Les plus grandes entreprises du Royaume-Uni réduisent considérablement leur soutien public aux événements de la Fierté (Pride), selon une analyse du Guardian, ce qui suscite des inquiétudes quant à la nécessité de signaux clairs de soutien dans un contexte d'hostilité mondiale croissante envers les personnes LGBTQ+.
L'examen des publications sur les réseaux sociaux des plus grandes entreprises du pays montre que les mentions de la Fierté ont chuté de 92 % depuis 2023, suivant une tendance similaire observée chez les grandes entreprises américaines.
Cette tendance fait suite aux ordres exécutifs de 2025 du président américain Donald Trump, qui ont démantelé les programmes fédéraux de diversité, d'équité et d'inclusion (DEI), conduisant de nombreuses entreprises aux États-Unis et au Royaume-Uni à renommer, réduire ou même supprimer leurs politiques en faveur de l'égalité.
Le Guardian a examiné les principaux comptes publics sur les réseaux sociaux des 10 plus grandes entreprises cotées ou basées au Royaume-Uni et des 10 plus grandes entreprises américaines par valeur marchande. Le groupe britannique comprenait Arm Holdings, AstraZeneca, GSK, British American Tobacco, HSBC, Linde, Rolls-Royce, Shell et Unilever.
En 2023, ces entreprises britanniques ont publié 52 posts sur Facebook, Instagram et X contenant le mot ou le hashtag "Pride", en lien avec des événements, des mois thématiques ou des réseaux d'employés. En 2024, ce nombre a chuté de 48 % pour atteindre 27 publications. En 2025, il a fortement baissé pour n'atteindre que quatre publications, soit une baisse annuelle de 85 % et une réduction de 92 % par rapport au total de 2023.
HSBC a été l'entreprise britannique la plus susceptible de publier sur la Fierté durant cette période, bien que ses publications aient tout de même diminué de 94 %. AstraZeneca, Shell et Unilever ont été les moins susceptibles de publier sur la Fierté entre 2023 et 2025. HSBC a déclaré qu'un simple décompte sur les réseaux sociaux ne reflétait pas pleinement son approche inclusive.

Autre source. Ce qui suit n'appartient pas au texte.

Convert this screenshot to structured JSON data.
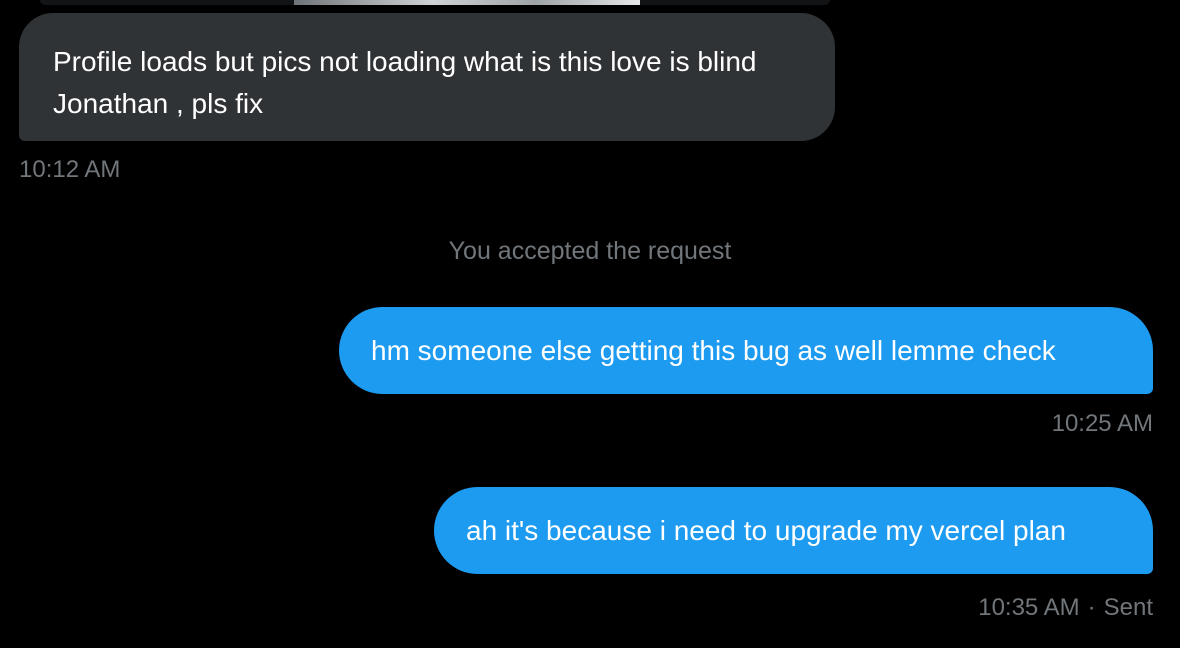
{
  "conversation": {
    "messages": [
      {
        "direction": "incoming",
        "text": "Profile loads but pics not loading what is this love is blind Jonathan , pls fix",
        "time": "10:12 AM"
      },
      {
        "direction": "outgoing",
        "text": "hm someone else getting this bug as well lemme check",
        "time": "10:25 AM"
      },
      {
        "direction": "outgoing",
        "text": "ah it's because i need to upgrade my vercel plan",
        "time": "10:35 AM",
        "status_separator": "·",
        "status": "Sent"
      }
    ],
    "system_note": "You accepted the request"
  },
  "colors": {
    "background": "#000000",
    "incoming_bubble": "#2f3336",
    "outgoing_bubble": "#1d9bf0",
    "muted_text": "#71767b",
    "text": "#ffffff"
  }
}
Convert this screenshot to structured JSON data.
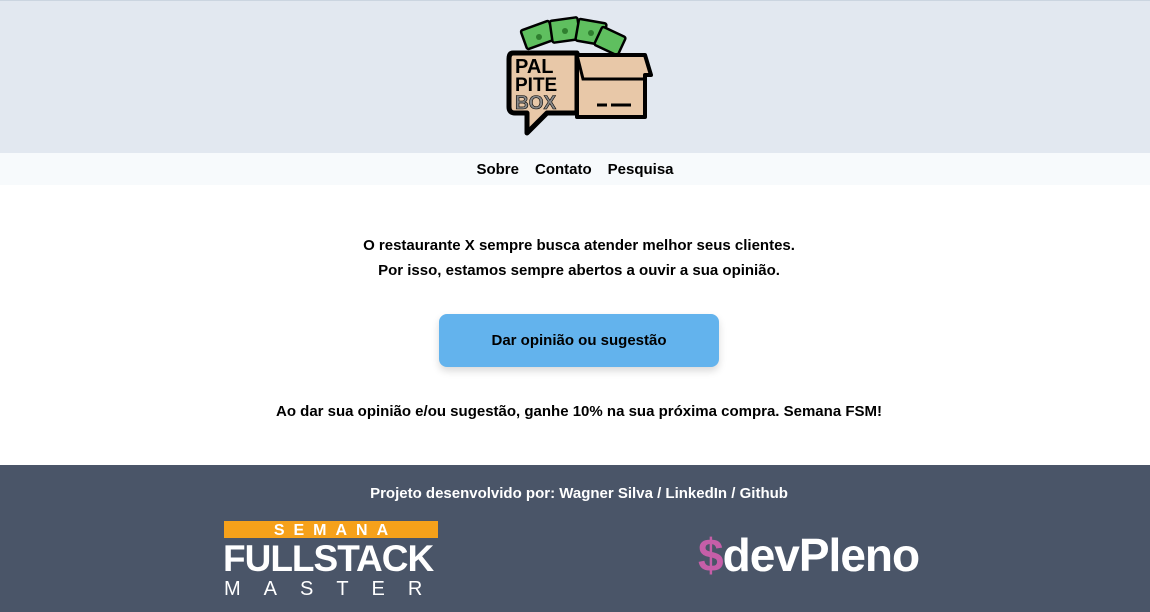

Un déclin similaire a été observé parmi les 10 plus grandes entreprises américaines, notamment Alphabet, Amazon, Apple, Berkshire Hathaway, Broadcom, Eli Lilly, Meta, Microsoft, Nvidia et Tesla. Leurs publications mentionnant "Pride" sont passées de 39 en 2023 à 21 en 2024, puis à 18 en 2025, soit une baisse de 54 %. Apple a été la seule entreprise américaine à augmenter ses publications, avec une hausse de 22 % entre 2023 et 2025. Berkshire Hathaway, Broadcom et Tesla ont été les moins susceptibles de publier sur la Fierté.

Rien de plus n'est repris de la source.